Тюрьма - Светов Феликс. Страница 50

— Я— обязан? Перед кем, кому — обязан?

Вот она спасительная злость, она сильней страха!

— Вы взяли все мои рукописи, письма… — говорю я.— Вы забрали мой архив за все годы работы — а вам нужна экспертиза почерка? Вам мало почерка, который вы унесли в мешках?

— Подтверждаете, это ваша рука, почерк, ваши рукописи?

— Да вы смеетесь, что ли?.. — говорю я в праведном бешенстве.— А чьим почерком написаны мои письма, мной подписанные, мои романы — на них моя фамилия…

Она возвращается за стол, берет чистый бланк, пишет..

Мне как-то неуютно.

— Что вы пишите? — нелепо спрашиваю я.

Не отвечает — еще бы!.. Бросает передо мной исписанный лист протокола допроса.

— Подпишите.

Читаю «Вопрос: вам предъявляются изъятые у вас на обыске рукописи и письма. Они принадлежат вам, написаны вами?
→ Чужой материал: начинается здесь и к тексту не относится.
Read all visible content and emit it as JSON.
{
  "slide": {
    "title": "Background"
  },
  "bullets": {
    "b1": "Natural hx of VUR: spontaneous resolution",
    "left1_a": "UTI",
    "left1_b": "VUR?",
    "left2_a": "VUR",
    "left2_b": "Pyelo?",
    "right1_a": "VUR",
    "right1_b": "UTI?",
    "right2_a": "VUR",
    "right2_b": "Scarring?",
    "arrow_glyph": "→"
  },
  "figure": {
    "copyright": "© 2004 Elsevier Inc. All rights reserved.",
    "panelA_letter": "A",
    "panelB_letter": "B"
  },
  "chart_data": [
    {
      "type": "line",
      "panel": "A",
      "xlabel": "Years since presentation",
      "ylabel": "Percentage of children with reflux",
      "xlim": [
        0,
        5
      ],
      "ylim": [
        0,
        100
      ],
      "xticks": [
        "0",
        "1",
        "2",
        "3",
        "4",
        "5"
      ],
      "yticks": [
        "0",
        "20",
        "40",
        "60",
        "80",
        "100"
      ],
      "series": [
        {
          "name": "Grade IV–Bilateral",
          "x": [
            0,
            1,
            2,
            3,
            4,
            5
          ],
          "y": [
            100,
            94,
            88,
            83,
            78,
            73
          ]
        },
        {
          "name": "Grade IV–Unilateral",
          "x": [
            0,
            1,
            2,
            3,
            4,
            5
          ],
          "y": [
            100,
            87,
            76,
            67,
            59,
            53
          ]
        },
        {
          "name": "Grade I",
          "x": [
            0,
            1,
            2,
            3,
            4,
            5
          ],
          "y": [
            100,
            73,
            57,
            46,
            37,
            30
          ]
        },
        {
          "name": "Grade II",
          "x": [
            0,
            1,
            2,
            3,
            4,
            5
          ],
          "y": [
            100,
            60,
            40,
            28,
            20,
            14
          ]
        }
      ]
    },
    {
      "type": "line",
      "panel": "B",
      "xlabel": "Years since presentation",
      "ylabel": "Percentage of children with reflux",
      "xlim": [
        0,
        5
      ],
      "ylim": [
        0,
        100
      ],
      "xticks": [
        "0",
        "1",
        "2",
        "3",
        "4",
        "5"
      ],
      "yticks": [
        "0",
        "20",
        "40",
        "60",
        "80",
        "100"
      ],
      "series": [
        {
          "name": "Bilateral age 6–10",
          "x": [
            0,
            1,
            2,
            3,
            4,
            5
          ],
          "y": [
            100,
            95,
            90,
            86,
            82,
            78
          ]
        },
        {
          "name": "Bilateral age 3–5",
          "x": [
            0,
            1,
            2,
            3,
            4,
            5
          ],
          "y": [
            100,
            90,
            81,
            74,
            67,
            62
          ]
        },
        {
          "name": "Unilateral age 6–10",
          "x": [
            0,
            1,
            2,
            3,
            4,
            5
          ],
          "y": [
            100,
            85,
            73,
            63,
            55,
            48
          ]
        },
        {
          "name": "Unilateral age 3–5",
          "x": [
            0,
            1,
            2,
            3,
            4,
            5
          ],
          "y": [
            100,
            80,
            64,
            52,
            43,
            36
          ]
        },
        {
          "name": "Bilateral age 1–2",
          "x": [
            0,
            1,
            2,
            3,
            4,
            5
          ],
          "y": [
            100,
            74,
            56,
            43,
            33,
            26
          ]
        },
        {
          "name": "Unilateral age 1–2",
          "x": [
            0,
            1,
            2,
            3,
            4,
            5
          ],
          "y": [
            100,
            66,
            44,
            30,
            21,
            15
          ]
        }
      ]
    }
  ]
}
Ответ: Все изъятые у меня рукописные материалы: письма и рукописи — все это написано мной, моим почерком…»

— Да вы что?..—говорю я изумленно.— Я не отвечаю на вопросы, я сказал об этом в КПЗ, подтвердил на первом допросе в тюрьме… Мы говорили с вами без протокола…

Она длинно усмехается мне в лицо.

— Не будете подписывать?

— Конечно, нет.

Она перегибается через стол в своем джерси, берется за бланк. Я придерживаю его рукой… «Он останется в деле?»…— лихорадочно думаю я.

— Хорошо. Я напишу замечания на ваш протокол.

— Я сама напишу. Продиктуйте, — она схватила протокол.

Сейчас он порвется, понимаю я… На днях у нас бросили в карцер мужика, порвавшего на допросе протокол. На десять суток… В карцер я не хочу.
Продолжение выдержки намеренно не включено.